軍師、焔達と会う

「えぇ・・・とは言ってもこの話はあまり人前で話すべきではありませんので、出てきたばかりで申し訳ありませんが休憩所でお話をしましょう。少々他の皆様にもお聞きしたい事がありますので、ゆっくりとお話をさせていただきたい」
「・・・わかりました。貴方がわざわざここまでティア達の為に来たという理由について、聞かせてください。ジェイド達もいいですか?」
「私も構いません・・・どうやらイオン様達にとって、必要な事のようですからね」
「俺も構わねぇよ、今から急いだって師匠に追い付けねぇだろうしな」
「・・・では決まりのようですね。中に入りましょう」
そんな声に頷いてから話を詰所でという孔明に、真剣なイオンに何か意味深な様子で頷くジェイドに至って気楽そうに返すルークの三人の揃った肯定の声に、辺りを見渡して反対の声がないことで孔明は中に入るように話を進める。









・・・そして休憩所に入った一行は入口を孔明の連れてきた兵士が固める中、話をする体勢に入る。
「あの・・・それでコーメイ様はどうして私の事で、ここまで来たのでしょうか・・・?」
「その前にルーク殿にまずお聞きしたい事があるのですが、よろしいでしょうか?」
「俺に?なんだよ?」
それで真っ先に口を開いたのは先程から何故と聞きたそうにしていたのはティアだが、孔明はルークの方へと伺いを立てる。

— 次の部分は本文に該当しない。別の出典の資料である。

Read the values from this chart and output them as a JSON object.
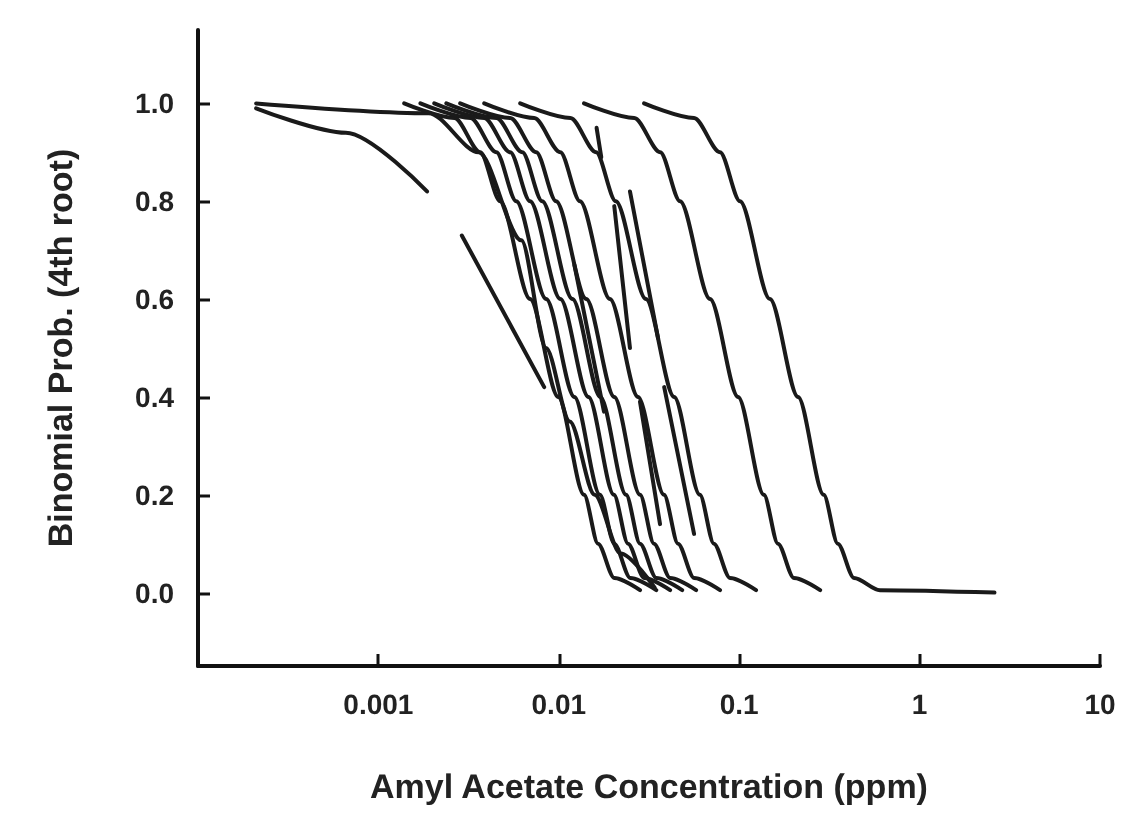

「ルーク殿はバチカルより疑似超振動でティア=グランツと共に飛ばされ、マルクト領に落ちたとお聞きしましたが彼女と共に行動された理由をお聞かせ願えないでしょうか?」
「一緒に行動した理由?・・・確かこいつが巻き込んでしまった事は謝る、私には貴方をバチカルに送る義務があるってそう言われたから一緒に行くことにしたんだよ。そん時は俺はどこに自分がいるのかもさっぱりわかんねぇ状態だったから、一人で行動したってどうにもならねぇって思ったのもあってな」
「・・・そうですか」
それで早速質問をする孔明だが、ルークが思い出しながら話すその中身にただ一言で納得するがどこか呆れの響きが滲んでいた。
「ではティア=グランツ。次は貴女にお聞きしますが・・・何故キムラスカのバチカル、それもファブレ邸などという場所で謡将を襲うという行動を取ったのですか?」
「なっ!?何故コーメイ様がその事を!?」
「・・・やはり事の重大さを全く分かっていませんでしたか・・・」
その空気のまま続いてティアへと質問をする孔明だが、全くそんな質問がされることを想定していなかったと最大限に驚愕を露にする様子に羽扇で口元を隠しながら眉間に多大にシワを寄せる。
「少々お待ちを・・・ティアはそのような事をして、ルークと共にバチカルからタタル渓谷にまで飛ぶことになったというのですか?」
「そうですが・・・彼女から話を聞いていなかったのですか?マルクトに飛んできた理由についてを」
「疑似超振動で飛んできたことに加え、二人の立場の違いがあることから彼女がファブレをダアトか神託の盾としての命で訪れた際の何かの偶然でそうなってしまった・・・そう勝手ではありますが、考えたんですよ。それに事情を聞こうにもティアはあまりそれを語りたくないと言った様子でしたから、こちらに害がないなら敢えて突っ込んで話を聞かない方がいいと思ったのもありますがね」
「・・・そうですか」
今度はジェイドがその事実について聞いてくるが、何も聞いてなかったのかと聞くと予想と日和見の二つを合わせた考えを返され孔明はまた一言で納得するに留める。口元から羽扇を外さないままに。
「それでは貴方は、ファブレの従者の方ですね。でしたら何故貴方がその事を皆様にお伝えしなかったのかをお聞きしたいのですが・・・」
「いや、俺はもうその事は知っている物だって思っていたんだ・・・その上でルーク達は一緒にいるんだとね」
「ふむ・・・では最後にくのいち、貴女はこの事実について知ろうとしなかったのですか?」
「一応ルーク様からは二人になった時に話はしました。何故マルクトにいるのかと。ですが状況としてそれらを口にすれば色々と面倒な事が起きる可能性が高くなると思い、敢えて皆がいる場所では口にはしませんでした」
「状況、ですか・・・成程、分かりました。そういうことなら順を追って一から話をした方が良さそうですね。この後の事を考えれば」
「え・・・?」
そこからガイにくのいちと真面目に話をする二人の言葉を受け、孔明は決心したよう羽扇を口元から離す。不穏な空気を感じてか、戸惑いを隠せないティアに視線を向けて一層戸惑わせる形にして。